On a lazy Saturday morning, as I sat in my kitchen reading, a notification made me glance at my lap-top. It was a post on our Squirrel Hill neighborhood group page, asking if anyone knew what all the sirens were about. I too heard the sirens. Moments later, a friend in Israel called. He interrupted my greeting to exclaim, “Ugh! Thank God! It is so good to hear your voice!! Is everyone there safe?” While asking him what he was talking about, I turned on CNN. There it was. Breaking news. Red banner. An active shooter at Tree of Life synagogue, a few short blocks from my home, and part of my enclave of more than half a century of Jewish life. Dread filled me. It was Shabbat. Three congregations meet at Tree of Life. Shaking and pacing, I followed the soon to arrive directive to shelter in place, and prayed that it would turn out to be “nothing.”

It wasn’t nothing. It was everything. It was deadly. It was what seasoned law enforcement officers, who had been on the site of plane crashes, called the most horrific crime scene they had ever seen. Though I am not a member of any of the congregations that call TOL home, I have been there countless times to celebrate the life cycle events of my friends and relatives, and the friends of my children. I walk by the building daily, and have been to numerous meetings and community events there. In the Pittsburgh Jewish community, specifically in Squirrel Hill, each cell has walls that are thin and permeable, and is characterized not by distinctness, but by its role in the entire organism that is our community.
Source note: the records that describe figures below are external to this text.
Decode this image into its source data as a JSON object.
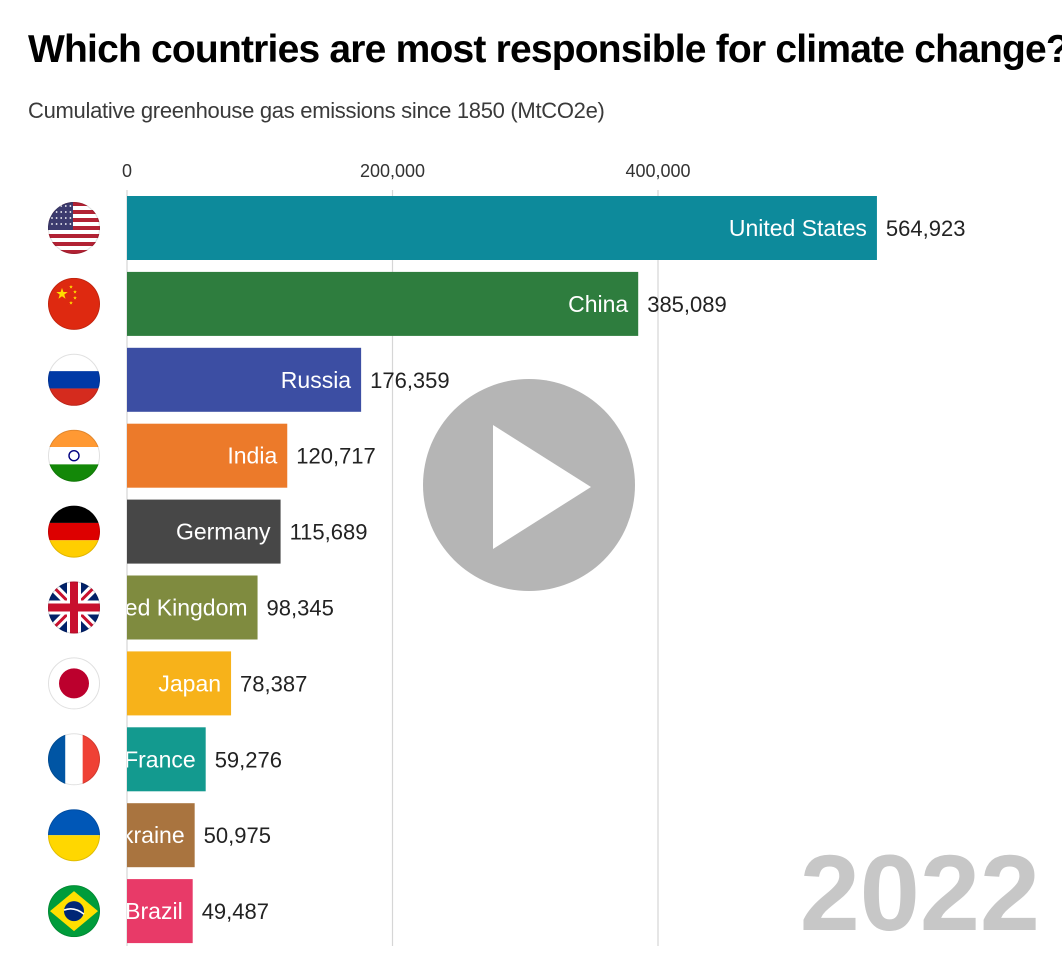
{
  "title": "Which countries are most responsible for climate change?",
  "subtitle": "Cumulative greenhouse gas emissions since 1850 (MtCO2e)",
  "year": "2022",
  "play_icon": "play-icon",
  "chart_data": {
    "type": "bar",
    "orientation": "horizontal",
    "title": "Which countries are most responsible for climate change?",
    "subtitle": "Cumulative greenhouse gas emissions since 1850 (MtCO2e)",
    "xlim": [
      0,
      700000
    ],
    "xticks": [
      {
        "value": 0,
        "label": "0"
      },
      {
        "value": 200000,
        "label": "200,000"
      },
      {
        "value": 400000,
        "label": "400,000"
      }
    ],
    "grid": true,
    "bars": [
      {
        "category": "United States",
        "shown_label": "United States",
        "value": 564923,
        "value_label": "564,923",
        "color": "#0d8a9b",
        "flag": "united-states-flag"
      },
      {
        "category": "China",
        "shown_label": "China",
        "value": 385089,
        "value_label": "385,089",
        "color": "#2e7d3e",
        "flag": "china-flag"
      },
      {
        "category": "Russia",
        "shown_label": "Russia",
        "value": 176359,
        "value_label": "176,359",
        "color": "#3c4ea3",
        "flag": "russia-flag"
      },
      {
        "category": "India",
        "shown_label": "India",
        "value": 120717,
        "value_label": "120,717",
        "color": "#ec7a2a",
        "flag": "india-flag"
      },
      {
        "category": "Germany",
        "shown_label": "Germany",
        "value": 115689,
        "value_label": "115,689",
        "color": "#474747",
        "flag": "germany-flag"
      },
      {
        "category": "United Kingdom",
        "shown_label": "ted Kingdom",
        "value": 98345,
        "value_label": "98,345",
        "color": "#7f8b3f",
        "flag": "united-kingdom-flag"
      },
      {
        "category": "Japan",
        "shown_label": "Japan",
        "value": 78387,
        "value_label": "78,387",
        "color": "#f7b21a",
        "flag": "japan-flag"
      },
      {
        "category": "France",
        "shown_label": "France",
        "value": 59276,
        "value_label": "59,276",
        "color": "#139a8f",
        "flag": "france-flag"
      },
      {
        "category": "Ukraine",
        "shown_label": "kraine",
        "value": 50975,
        "value_label": "50,975",
        "color": "#a9743f",
        "flag": "ukraine-flag"
      },
      {
        "category": "Brazil",
        "shown_label": "Brazil",
        "value": 49487,
        "value_label": "49,487",
        "color": "#e83a68",
        "flag": "brazil-flag"
      }
    ]
  }
}
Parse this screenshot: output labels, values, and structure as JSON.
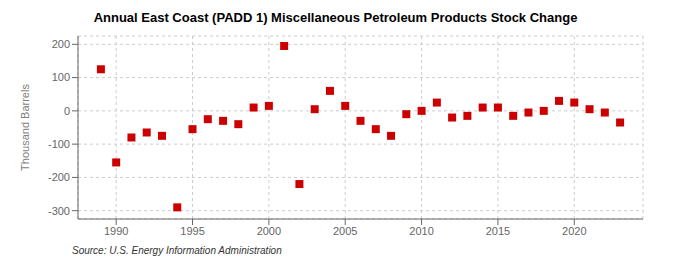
{
  "chart_data": {
    "type": "scatter",
    "title": "Annual East Coast (PADD 1) Miscellaneous Petroleum Products Stock Change",
    "ylabel": "Thousand Barrels",
    "source": "Source: U.S. Energy Information Administration",
    "x": [
      1989,
      1990,
      1991,
      1992,
      1993,
      1994,
      1995,
      1996,
      1997,
      1998,
      1999,
      2000,
      2001,
      2002,
      2003,
      2004,
      2005,
      2006,
      2007,
      2008,
      2009,
      2010,
      2011,
      2012,
      2013,
      2014,
      2015,
      2016,
      2017,
      2018,
      2019,
      2020,
      2021,
      2022,
      2023
    ],
    "values": [
      125,
      -155,
      -80,
      -65,
      -75,
      -290,
      -55,
      -25,
      -30,
      -40,
      10,
      15,
      195,
      -220,
      5,
      60,
      15,
      -30,
      -55,
      -75,
      -10,
      0,
      25,
      -20,
      -15,
      10,
      10,
      -15,
      -5,
      0,
      30,
      25,
      5,
      -5,
      -35
    ],
    "color": "#cc0000",
    "marker": "square",
    "xlim": [
      1987.5,
      2024.5
    ],
    "xticks": [
      1990,
      1995,
      2000,
      2005,
      2010,
      2015,
      2020
    ],
    "ylim": [
      -325,
      225
    ],
    "yticks": [
      -300,
      -200,
      -100,
      0,
      100,
      200
    ],
    "grid": true
  }
}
As the day wore on, and the wait to learn the names of the dead and injured became barely tolerable, I allowed myself to think of who must have been at services that morning. Cecil, of course. Cecil, six years older than me, developmentally disabled, larger than life, was an integral part of my mental image of Tree of Life. He was there when I was a kid and he was there now. Cecil arranging tallitot in the foyer, walking up and down the aisles, lumbering across the rows of seats in the sanctuary, to greet someone, or hand someone a book. Cecil, waiting for his bus in front of the shul, bellowing a “hello” to me as I walked by with my dogs, who he would also greet and tentatively pet, before telling me that he was afraid of them. Cecil and his brother, David, were indeed killed, murdered in what was to them a home, in what was a place where they were important and appreciated, where they knew everyone and where their absence would be noticed. Cecil and David, murdered because they were in the wrong place at the wrong time, at a synagogue on Shabbat, though it was the rightest place they had ever known. I pray that they had no time to be afraid or confused, or to understand the hate, in the place that had always provided them assurance and love.

To me, what happened to Cecil tragically represents what happened to our community on October 27, 2018. Squirrel Hill is home. It is our little bubble of sights, sounds, tastes, smells, of memories, habits, rituals, comfort. The routes we always take. The stops we always make. The people we always greet. The way it all fits together. Somehow, our lives became the object of murderous rage and hate. We were just doing what we do on a rainy fall Shabbat and were suddenly felled by a lunatic on a mission to destroy what he saw as an evil force.

What happened here is about hate. It is about something new and something old and tenacious. It is about the eleven innocent souls who were murdered as they gathered to worship and express gratitude for living to celebrate another Shabbat of peace. Only they didn’t. It is about the wounded, some critically. It is about the breath-taking bravery of first-responders, whose selflessness fills me with awe and the uncomfortable concern that I might not be as noble.

Let us not allow hate, demonization and desensitization to the humanity in all of us to create distance and barriers between us. Let’s stand as a united community, as a worldwide Squirrel Hill. We are all created in God’s image and, like Cecil, take pleasure and comfort in connection, feeling needed, important and loved, and having a place to be. May God console you among the other mourners of Zion and Jerusalem.

Cheryl Moore, B.A., M.B.A., B.S.N. is a Women’s Health nurse, living in Pittsburgh, PA.